The building was originally a Cavalry Barracks, built by order of Don Pedro Giron, Duke of Ossuna, viceroy of Naples; was later used as a University, and was finally turned into a museum under Charles of Bourbon.
The National Library was also situated here for a long period, up until 1922 when it was transferred to the Royal Palace.

The initial nucleus of the museum was established by Charles of Bourbon to display the Farnese collection which he inherited from his mother.

However, the subsequent enlargement of the immense artistic patrimony, determined by the addition of remains found in the archaeological excavations at Pompeii, Herculaneum and Stabia, led to the search for new premises, and Afrodite the transfer to the present building.

It is practically impossible to mention every one of the enormous number of relics and works on display here, which makes the National Archaeological Museum of Naples one of the most authoritative and prestigious collections in the world; we will instead limit ourselves to some of the most important artistic works.

It should also be remembered that a change in exhibiting criteria has led, in the last few years, to a new arrangement of the areas open to the public.

Most notable among the various exhibits and rooms are the Farnese Hercules, from the Roman Baths of Caracalla; the Farnese Cup a splendid example of cameo, once a part of the Medici collections; the Halls of Villa Papyri, where numerous sculptural exhibits are displayed, brought here from the excavations at the Herculaneum villa; the Halls of the Temple of Isis, containing frescoes and other material from Pompeii, once kept in the museum’s store-rooms; the Doryphorus, an admirable copy from the original by Polyclitus, from Pompeii; the relief showing the myth of Orpheus and Eurydice; the “Tirannicides”, Aristogeiton and Harmodius, the magnificent Roman copy of a Greek original of the 5th century BC; the Venus Callypige, from an Hellenistic original; the Farnese Bull, also from Capua; the small bronze of the Dancing Faun; the mosaic showing the Battle of Issus.

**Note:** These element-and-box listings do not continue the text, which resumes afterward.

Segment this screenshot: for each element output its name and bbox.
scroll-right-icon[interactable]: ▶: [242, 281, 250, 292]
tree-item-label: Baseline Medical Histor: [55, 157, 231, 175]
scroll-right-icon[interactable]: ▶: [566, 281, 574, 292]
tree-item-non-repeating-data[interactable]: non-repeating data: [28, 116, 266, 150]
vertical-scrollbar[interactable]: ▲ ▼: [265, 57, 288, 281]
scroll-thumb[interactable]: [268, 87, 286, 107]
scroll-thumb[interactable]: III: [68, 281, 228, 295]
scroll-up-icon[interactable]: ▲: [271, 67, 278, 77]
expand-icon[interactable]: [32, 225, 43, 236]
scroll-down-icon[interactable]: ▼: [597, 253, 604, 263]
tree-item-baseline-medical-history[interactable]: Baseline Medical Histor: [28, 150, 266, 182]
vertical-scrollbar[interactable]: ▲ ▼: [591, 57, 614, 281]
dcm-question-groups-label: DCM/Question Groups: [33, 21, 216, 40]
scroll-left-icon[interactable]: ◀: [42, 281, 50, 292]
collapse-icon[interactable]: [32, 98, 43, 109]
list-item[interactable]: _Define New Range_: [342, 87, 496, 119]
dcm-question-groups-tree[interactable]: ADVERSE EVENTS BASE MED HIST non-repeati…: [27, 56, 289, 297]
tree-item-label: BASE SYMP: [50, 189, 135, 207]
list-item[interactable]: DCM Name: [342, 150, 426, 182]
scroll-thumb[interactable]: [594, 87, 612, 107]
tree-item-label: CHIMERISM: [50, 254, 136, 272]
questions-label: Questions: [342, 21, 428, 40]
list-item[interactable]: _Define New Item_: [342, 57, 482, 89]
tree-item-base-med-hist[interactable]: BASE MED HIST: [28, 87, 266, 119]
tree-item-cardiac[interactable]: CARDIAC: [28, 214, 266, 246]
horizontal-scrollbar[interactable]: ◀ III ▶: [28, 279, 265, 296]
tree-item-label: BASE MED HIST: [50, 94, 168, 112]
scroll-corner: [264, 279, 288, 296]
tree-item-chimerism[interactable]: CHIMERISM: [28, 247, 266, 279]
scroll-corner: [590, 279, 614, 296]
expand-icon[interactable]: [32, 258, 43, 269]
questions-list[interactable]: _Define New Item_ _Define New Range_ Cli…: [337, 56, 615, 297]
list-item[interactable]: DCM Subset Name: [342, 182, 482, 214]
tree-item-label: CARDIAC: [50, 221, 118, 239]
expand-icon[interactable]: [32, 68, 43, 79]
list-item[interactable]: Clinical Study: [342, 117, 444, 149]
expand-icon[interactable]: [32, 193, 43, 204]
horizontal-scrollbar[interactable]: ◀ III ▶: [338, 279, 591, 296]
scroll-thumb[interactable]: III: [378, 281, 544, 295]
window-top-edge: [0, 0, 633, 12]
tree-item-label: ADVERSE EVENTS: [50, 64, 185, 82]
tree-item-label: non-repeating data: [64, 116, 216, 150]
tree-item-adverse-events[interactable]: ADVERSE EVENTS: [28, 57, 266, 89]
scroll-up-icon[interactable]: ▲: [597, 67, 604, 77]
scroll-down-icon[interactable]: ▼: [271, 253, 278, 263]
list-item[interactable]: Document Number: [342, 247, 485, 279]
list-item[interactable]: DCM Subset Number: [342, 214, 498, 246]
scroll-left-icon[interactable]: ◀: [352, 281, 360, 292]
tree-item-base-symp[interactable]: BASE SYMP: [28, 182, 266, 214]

Completing the vast array of exhibits are paintings from Pompeii, Herculaneum and Stabia, sculptures, small bronzes, and a collection of vases.

Among the latter, note the vases originating form Etruria, Attica, Lucania, Apulia and Campania.
Among the exhibits linked to Etruscan culture, the Small Bronze of a Donor (5th-4th centuries BC) is of considerable importance; it was found in the Commune of Capoliveri (Island of Elba) at the end of the 16th century.